The news this summer has felt unrelentingly bad. This comment caught my eye, by Mayor Jacob Frey, after the awful shootings in Minneapolis, talking about his Jewish engagement with the Forward: “There’s also not just a beautiful acceptance – but a kind of hospitality of inclusivity that is entrenched in the fabric of being a Jew, and that’s something I also believe in.” We surely need more hospitality of inclusivity these days.
Choseness Without Exclusion
Rabbi Noa Kushner wrote a wonderfully enlightened essay, “American Sinai,” for the Sapir journal. She very clearly expresses a radically inclusive approach. My favorite parts:
In our era (as well as others), spheres of Jewish commitment and Jewish ethnicity may overlap, but they are not the same. Rather than drawing our circle of chosenness solely around those who have converted or who were born Jewish, we might instead draw that circle wider, including all who participate in Jewish life, whose Jewish actions and faith speak repeatedly over time. It is possible that to be chosen is not only a designation at birth or conversion.
In my community, we ask for the action, the participation, first. Instead of asking a newcomer whether he or she is Jewish, we ask: “Are you coming for Shabbat on Friday?”
It is possible to display commitment to the covenant, even if that covenant is not sealed. If the barrier to entry is not primarily one’s pedigree but rather one’s participation, sustained over time, the commitment is undeniable. In this version of chosenness, any claim of ethnic bias or genetic superiority as it relates to “chosenness” is unfounded. Being chosen is now equal opportunity, a lesson gained from America itself.
Hopefully more rabbis will adopt similar views.
More Conservative News
Right after the July newsletter went out, the Hartman Institute’s Sources journal published an essay by Rabbi Aaron Brusso that I found very upsetting. As I explain in the Times of Israel blogs, he says not only that marriages of interfaith couples are not Jewish marriages so a rabbi cannot officiate in accord with halakhah, but worse, that Jewish traditions are only for Jews, and not their partners from different faith backgrounds, absent conversion.
Rabbi Brusso leads the Conservative movement’s “collective process” currently underway to respond to interfaith marriage. Given his views, it’s hard to be optimistic that that process will result in a more inclusive approach.
Then JTA ran a story about Rabbi Ari Yehuda Saks resigning from the Rabbinical Assembly after it opened an investigation into his officiating at weddings of interfaith couples. He is quoted as saying, “By continuing to equate rabbinic participation in intermarriage ceremonies with an ethical violation the RA is sending a message to Conservative rabbis and the Conservative Jewish community at large that marrying a non-Jew is ethically and morally wrong, which is a statement believed only by very few on the fringes of our community.” Rabbi Saks also explains his decision, and his thinking, in a very interesting podcast.

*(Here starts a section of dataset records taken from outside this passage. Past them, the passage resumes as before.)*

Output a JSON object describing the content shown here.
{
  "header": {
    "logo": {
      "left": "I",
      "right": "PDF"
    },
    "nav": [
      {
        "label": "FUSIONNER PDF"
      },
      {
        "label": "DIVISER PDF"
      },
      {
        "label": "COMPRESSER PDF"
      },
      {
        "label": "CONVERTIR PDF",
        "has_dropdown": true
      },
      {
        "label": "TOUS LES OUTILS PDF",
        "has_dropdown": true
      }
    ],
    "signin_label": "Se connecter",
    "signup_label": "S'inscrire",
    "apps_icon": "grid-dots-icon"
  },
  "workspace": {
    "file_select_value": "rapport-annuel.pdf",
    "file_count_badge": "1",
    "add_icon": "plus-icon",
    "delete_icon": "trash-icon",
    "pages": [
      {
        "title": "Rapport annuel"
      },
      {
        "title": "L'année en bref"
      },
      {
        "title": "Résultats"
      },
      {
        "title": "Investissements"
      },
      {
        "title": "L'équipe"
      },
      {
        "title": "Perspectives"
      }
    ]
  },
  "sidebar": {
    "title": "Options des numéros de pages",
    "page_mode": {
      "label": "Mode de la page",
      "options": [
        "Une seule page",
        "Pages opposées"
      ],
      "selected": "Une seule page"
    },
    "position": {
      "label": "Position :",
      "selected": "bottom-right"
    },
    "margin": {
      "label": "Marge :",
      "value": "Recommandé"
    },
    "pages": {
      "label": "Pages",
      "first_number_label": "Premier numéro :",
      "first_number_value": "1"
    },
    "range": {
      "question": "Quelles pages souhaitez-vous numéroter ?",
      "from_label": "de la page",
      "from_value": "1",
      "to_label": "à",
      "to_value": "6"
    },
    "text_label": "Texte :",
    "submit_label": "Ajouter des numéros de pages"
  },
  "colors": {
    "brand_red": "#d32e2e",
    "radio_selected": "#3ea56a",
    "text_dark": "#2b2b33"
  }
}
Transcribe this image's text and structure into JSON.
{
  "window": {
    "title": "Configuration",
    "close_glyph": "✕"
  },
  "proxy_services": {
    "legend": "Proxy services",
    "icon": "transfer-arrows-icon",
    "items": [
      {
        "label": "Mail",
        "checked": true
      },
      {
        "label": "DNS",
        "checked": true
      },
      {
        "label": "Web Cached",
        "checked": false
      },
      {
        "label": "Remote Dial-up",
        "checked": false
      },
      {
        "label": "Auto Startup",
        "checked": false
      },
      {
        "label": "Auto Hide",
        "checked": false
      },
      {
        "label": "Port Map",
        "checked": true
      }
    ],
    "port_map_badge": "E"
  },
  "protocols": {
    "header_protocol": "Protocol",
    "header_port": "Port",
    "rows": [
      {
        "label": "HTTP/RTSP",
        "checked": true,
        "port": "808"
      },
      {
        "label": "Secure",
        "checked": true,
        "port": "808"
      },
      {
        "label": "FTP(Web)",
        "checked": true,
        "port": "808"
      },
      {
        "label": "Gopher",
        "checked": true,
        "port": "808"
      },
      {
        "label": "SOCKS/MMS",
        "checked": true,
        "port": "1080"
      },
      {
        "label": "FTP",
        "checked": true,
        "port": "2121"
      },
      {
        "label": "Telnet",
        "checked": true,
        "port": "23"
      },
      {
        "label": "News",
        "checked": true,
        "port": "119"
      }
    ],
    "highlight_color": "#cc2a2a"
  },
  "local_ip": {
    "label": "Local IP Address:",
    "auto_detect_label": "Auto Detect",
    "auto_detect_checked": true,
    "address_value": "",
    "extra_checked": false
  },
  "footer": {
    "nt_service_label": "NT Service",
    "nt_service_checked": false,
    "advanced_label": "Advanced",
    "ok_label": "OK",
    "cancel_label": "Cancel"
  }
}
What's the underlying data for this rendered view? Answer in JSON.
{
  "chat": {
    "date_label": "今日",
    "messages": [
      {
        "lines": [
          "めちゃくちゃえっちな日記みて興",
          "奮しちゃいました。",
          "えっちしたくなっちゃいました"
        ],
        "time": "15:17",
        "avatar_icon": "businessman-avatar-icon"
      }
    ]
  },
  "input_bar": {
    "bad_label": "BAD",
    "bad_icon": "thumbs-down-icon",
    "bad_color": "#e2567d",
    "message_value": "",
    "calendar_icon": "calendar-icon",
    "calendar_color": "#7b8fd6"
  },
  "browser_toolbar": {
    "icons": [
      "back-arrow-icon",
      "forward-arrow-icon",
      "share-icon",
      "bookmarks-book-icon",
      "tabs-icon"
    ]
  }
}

In the meantime, the Forward had a nice story about a young rabbi taking the pulpit of the Conservative synagogue in Charleston, West Virginia – he notes that many interfaith couples are in the congregation. And the Jewish Week reported that Curtis Sliwa, the Republican candidate for mayor who is Catholic, attended the bar mitzvahs of his two Jewish sons; “At the latest one, he opened the Torah ark and joined the procession carrying the Torah. He was so insistent on participating that Katz left her family’s longtime Conservative congregation for a Reform synagogue that allowed him to stand on the bimah as a non-Jew.”
Also in the News
A fascinating podcast from Project Ruth, an Orthodox conversion program, about the remarkable journey of our friend Eleanor Harrison Bregman, from Protestant minister, to working at a synagogue, to converting under Orthodox auspices. One of my favorite parts: the (presumably Orthodox) co-host of the podcast acknowledged that a parent who is not Jewish could raise Jewish children.
Two nice stories from Houston this month: “Jewish community embraces interfaith families with help from 18Doors,” a concrete example of the impact of 18Doors’ B’Yachad program that “aims to strengthen belonging and inclusion for interfaith couples and families across Jewish communal life”; and a sweet story about the impact of Honeymoon Israel, including on interfaith couples: “Spreading the love: Houston young adults celebrate Jewish holiday of Tu B’Av.”
A nice story about Congregation Ner Tamid in Atlanta: “We are proud to be a community where interfaith families feel not only welcomed, but fully embraced…. Many of our families include partners from different faith traditions, and we see that as a strength. Our services and programs are designed to be accessible, meaningful, and respectful of every individual’s path.”